Key features of the Microsoft Windows 8.1 update include user interface improvements for “classic” mouse and keyboard users, boot directly to desktop on desktop/notebook PCs skipping Start Screen, the ability to access the taskbar from any screen and pin Windows Store apps to the taskbar alongside desktop apps and favorite websites, the ability to run Metro apps in windowed mode, improved search and so on.
The enhancements of Windows 8.1 offer faster, more direct access to the things that are used regularly, so activities such as powering down, searching the Web and switching between apps are easier. Navigating using the mouse and keyboard will feel more instinctive and familiar since there is more consistency with where controls are and how they work.
Essentially, the majority of the PC-related improvements of the Windows 8.1 update simply bring user experience closer to that of “now-classic” Windows 7, but without all the beauty the latter has. Still, if you have an ultra-high-definition display, you may still prefer the Windows 8.1 since it brings support for 250% – 500% scaling for desktop and desktop applications (at least, it should, based on unofficial information).
When it comes to the enterprise, Windows 8.1 update offers improved Internet Explorer 8 compatibility on Internet Explorer 11, extends mobile device management functionality, and eases deployment with increased predictability for new operating systems and line-of-business apps by leveraging familiar management tools.
Officially, the update is set to be released on the 8th of April, 2014. Existing Windows 8.1 customers will receive the Windows 8.1 update for free through Windows Update, while Windows 8 customers will receive the update free through the Windows Store.
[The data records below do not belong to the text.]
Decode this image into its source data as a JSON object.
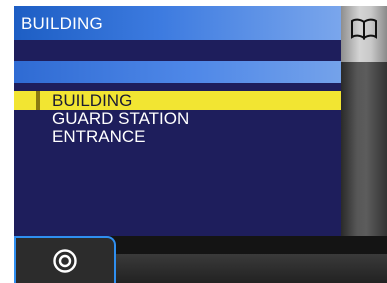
{
  "header": {
    "title": "BUILDING",
    "icon": "book-icon"
  },
  "list": {
    "items": [
      {
        "label": "BUILDING",
        "selected": true
      },
      {
        "label": "GUARD STATION",
        "selected": false
      },
      {
        "label": "ENTRANCE",
        "selected": false
      }
    ]
  },
  "softkeys": [
    {
      "icon": "target-icon",
      "active": true
    },
    {
      "icon": "",
      "active": false
    },
    {
      "icon": "",
      "active": false
    },
    {
      "icon": "",
      "active": false
    }
  ],
  "colors": {
    "title_bar": "#2f6bd3",
    "list_background": "#1e1e5c",
    "selection": "#f2e532",
    "active_key_outline": "#2f8ff0"
  }
}
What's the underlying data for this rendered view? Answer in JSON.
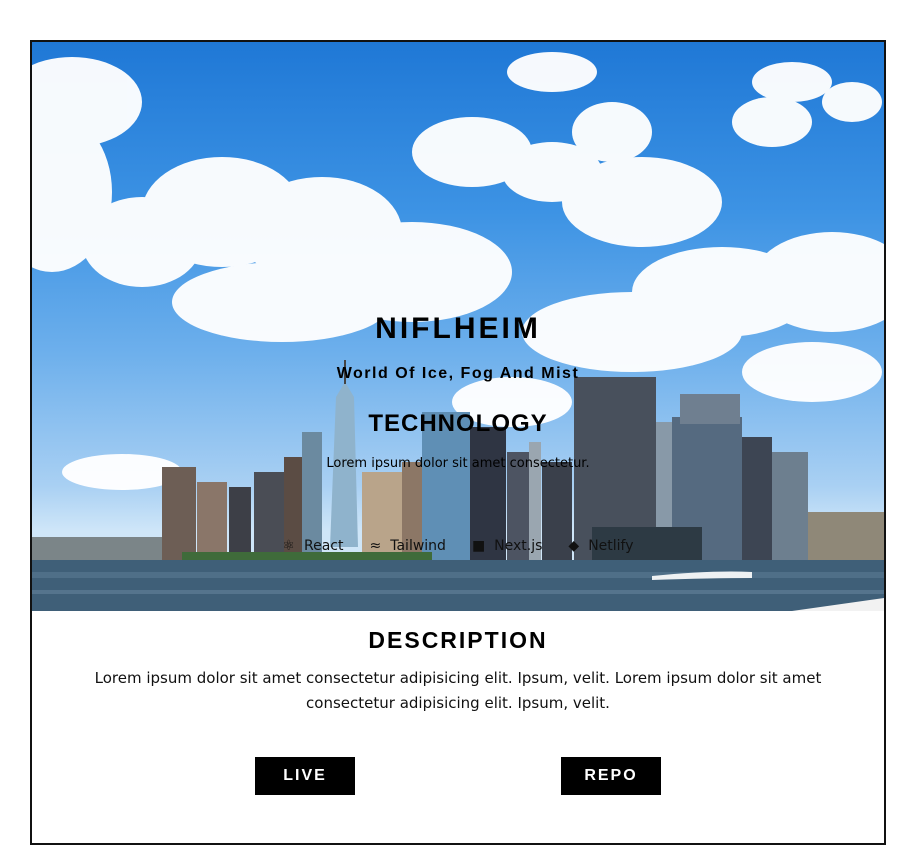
{
  "project": {
    "title": "NIFLHEIM",
    "subtitle": "World Of Ice, Fog And Mist"
  },
  "technology": {
    "heading": "TECHNOLOGY",
    "description": "Lorem ipsum dolor sit amet consectetur.",
    "items": [
      {
        "label": "React",
        "icon": "react-icon"
      },
      {
        "label": "Tailwind",
        "icon": "tailwind-icon"
      },
      {
        "label": "Next.js",
        "icon": "nextjs-icon"
      },
      {
        "label": "Netlify",
        "icon": "netlify-icon"
      }
    ]
  },
  "description": {
    "heading": "DESCRIPTION",
    "body": "Lorem ipsum dolor sit amet consectetur adipisicing elit. Ipsum, velit. Lorem ipsum dolor sit amet consectetur adipisicing elit. Ipsum, velit."
  },
  "actions": {
    "live_label": "LIVE",
    "repo_label": "REPO"
  },
  "colors": {
    "button_bg": "#000000",
    "button_text": "#ffffff",
    "sky": "#3d93e4",
    "water": "#3f5f78"
  }
}
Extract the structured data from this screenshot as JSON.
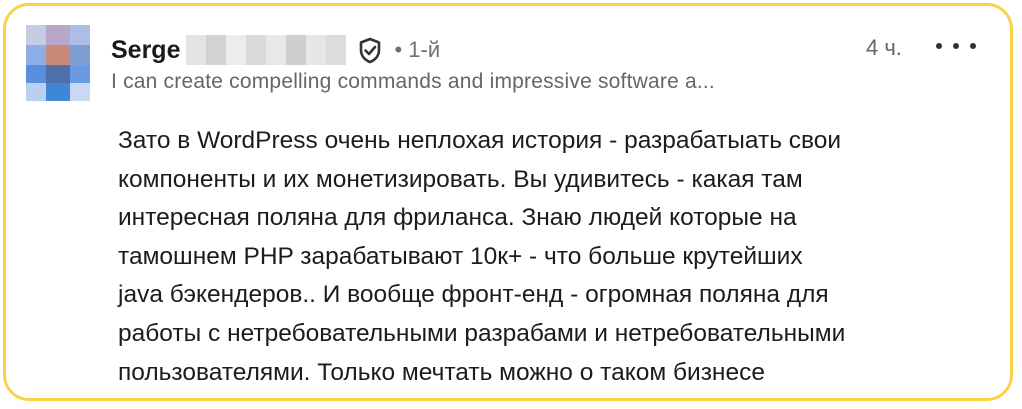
{
  "post": {
    "author_name": "Serge",
    "connection_degree": "• 1-й",
    "headline": "I can create compelling commands and impressive software a...",
    "time_ago": "4 ч.",
    "more_label": "•••",
    "body_lines": [
      "Зато в WordPress очень неплохая история - разрабатыать свои",
      "компоненты и их монетизировать. Вы удивитесь - какая там",
      "интересная поляна для фриланса. Знаю людей которые на",
      "тамошнем PHP зарабатывают 10к+ - что больше крутейших",
      "java бэкендеров.. И вообще фронт-енд - огромная поляна для",
      "работы с нетребовательными разрабами и нетребовательными",
      "пользователями. Только мечтать можно о таком бизнесе"
    ]
  },
  "icons": {
    "verified": "shield-check-icon",
    "avatar": "pixelated-avatar",
    "more": "more-horizontal-icon"
  },
  "colors": {
    "highlight_border": "#f8d34a",
    "text": "#1c1c1c",
    "secondary_text": "#666666"
  }
}
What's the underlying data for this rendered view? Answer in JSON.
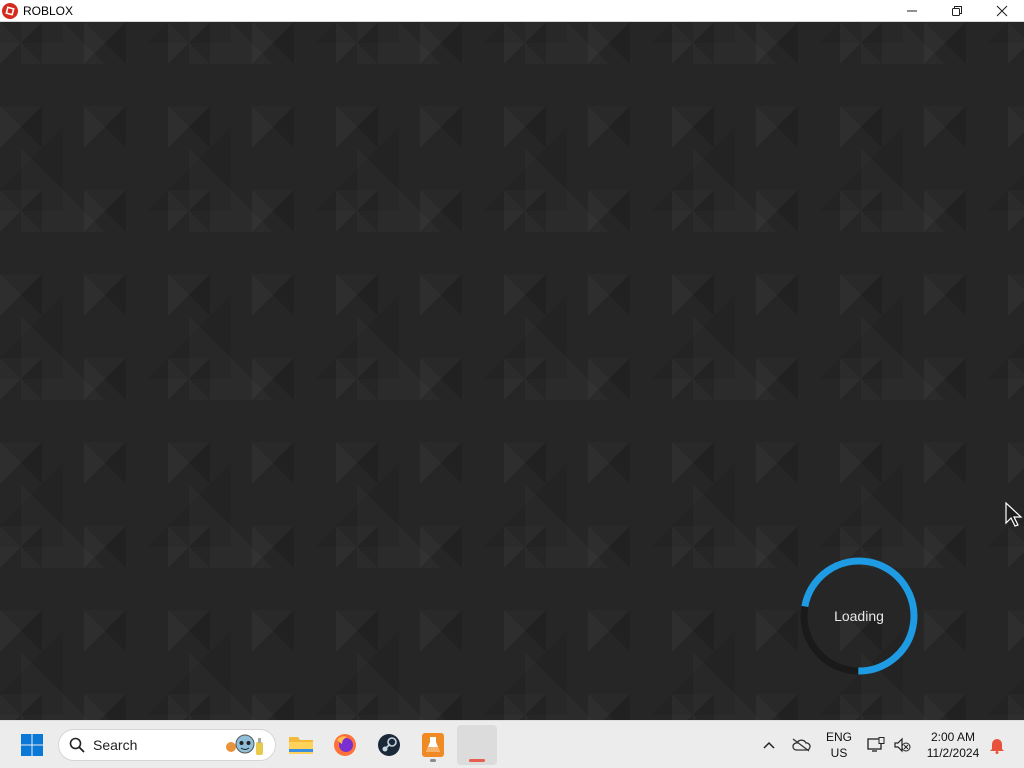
{
  "window": {
    "title": "ROBLOX",
    "logo_icon": "roblox-logo-icon",
    "controls": [
      "minimize-icon",
      "restore-icon",
      "close-icon"
    ]
  },
  "game": {
    "loading_text": "Loading",
    "spinner_color": "#1e9be3"
  },
  "taskbar": {
    "search_label": "Search",
    "pinned": [
      "windows-start-icon",
      "file-explorer-icon",
      "firefox-icon",
      "steam-icon",
      "lab-flask-icon",
      "roblox-app-icon"
    ],
    "tray": {
      "language_line1": "ENG",
      "language_line2": "US",
      "time": "2:00 AM",
      "date": "11/2/2024"
    },
    "colors": {
      "start_blue": "#0a78d7",
      "roblox_indicator": "#e65f50",
      "notification": "#e8513b"
    }
  }
}
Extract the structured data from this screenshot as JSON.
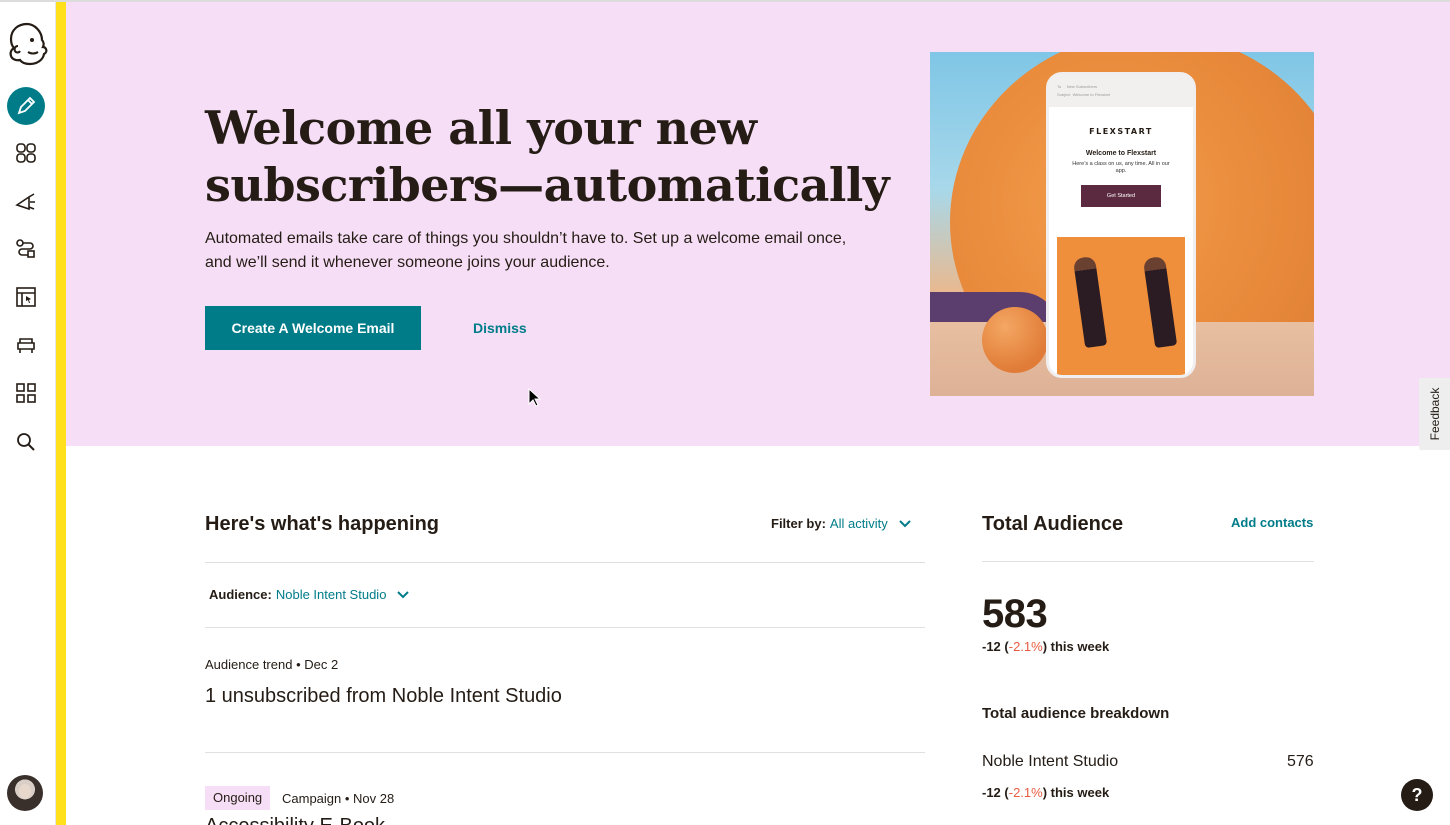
{
  "hero": {
    "title": "Welcome all your new subscribers—automatically",
    "description": "Automated emails take care of things you shouldn’t have to. Set up a welcome email once, and we’ll send it whenever someone joins your audience.",
    "primary_button": "Create A Welcome Email",
    "dismiss_button": "Dismiss",
    "phone": {
      "to_label": "To",
      "to_value": "New Subscribers",
      "subject_label": "Subject",
      "subject_value": "Welcome to Flexstart",
      "brand": "FLEXSTART",
      "heading": "Welcome to Flexstart",
      "body": "Here’s a class on us, any time. All in our app.",
      "button": "Get Started"
    }
  },
  "feedback_label": "Feedback",
  "activity": {
    "title": "Here's what's happening",
    "filter_label": "Filter by:",
    "filter_value": "All activity",
    "audience_label": "Audience:",
    "audience_value": "Noble Intent Studio",
    "items": [
      {
        "meta": "Audience trend  • Dec 2",
        "text": "1 unsubscribed from Noble Intent Studio"
      },
      {
        "badge": "Ongoing",
        "meta": "Campaign  • Nov 28",
        "text": "Accessibility E-Book"
      }
    ]
  },
  "audience": {
    "title": "Total Audience",
    "add_link": "Add contacts",
    "total": "583",
    "change_prefix": "-12 (",
    "change_pct": "-2.1%",
    "change_suffix": ") this week",
    "breakdown_title": "Total audience breakdown",
    "breakdown": [
      {
        "name": "Noble Intent Studio",
        "count": "576",
        "change_prefix": "-12 (",
        "change_pct": "-2.1%",
        "change_suffix": ") this week"
      }
    ]
  },
  "help_label": "?",
  "colors": {
    "accent": "#007c89",
    "hero_bg": "#f6dff6",
    "brand_yellow": "#ffe01b",
    "negative": "#e85c41"
  }
}
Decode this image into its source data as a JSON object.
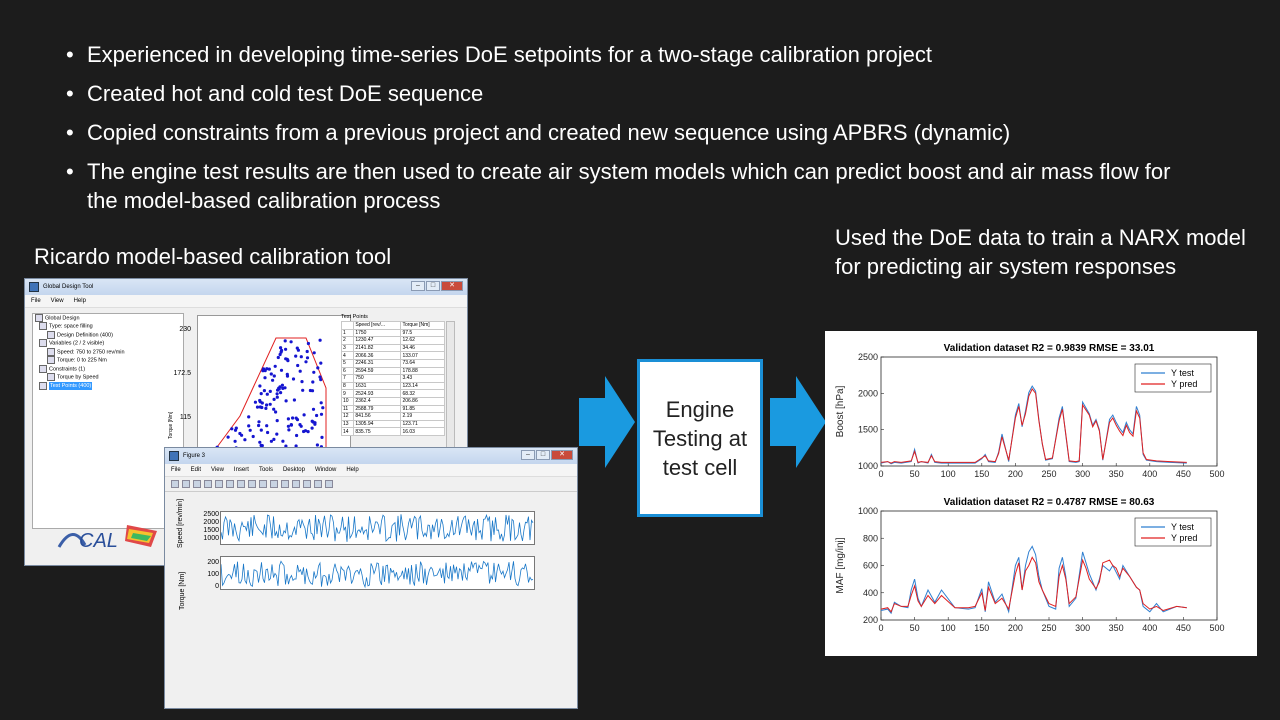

KitGuru Says: Microsoft is in a tough situation these days. It needs to address both traditional personal computers as well as tablets/2-in-1s with one operating system. The company needs to have more or less the same graphical user interface (GUI), but to provide convenience to both “keyboard + mouse” as well as “touch-screen” users. Consequently, Microsoft ends up with the GUI that looks neither beautiful nor familiar, albeit it seems to be pretty functional. The problem here is that people like fine-looking things. Meanwhile, Microsoft and PC makers are trying to persuade end-users that slightly sleeker PCs with a moderately-looking OS that behaves just like Windows 7 can revolutionise their experience, so they need to upgrade now. Quite naturally, customers prefer to keep their existing systems and buy some additional gadgets to offload certain tasks from PCs.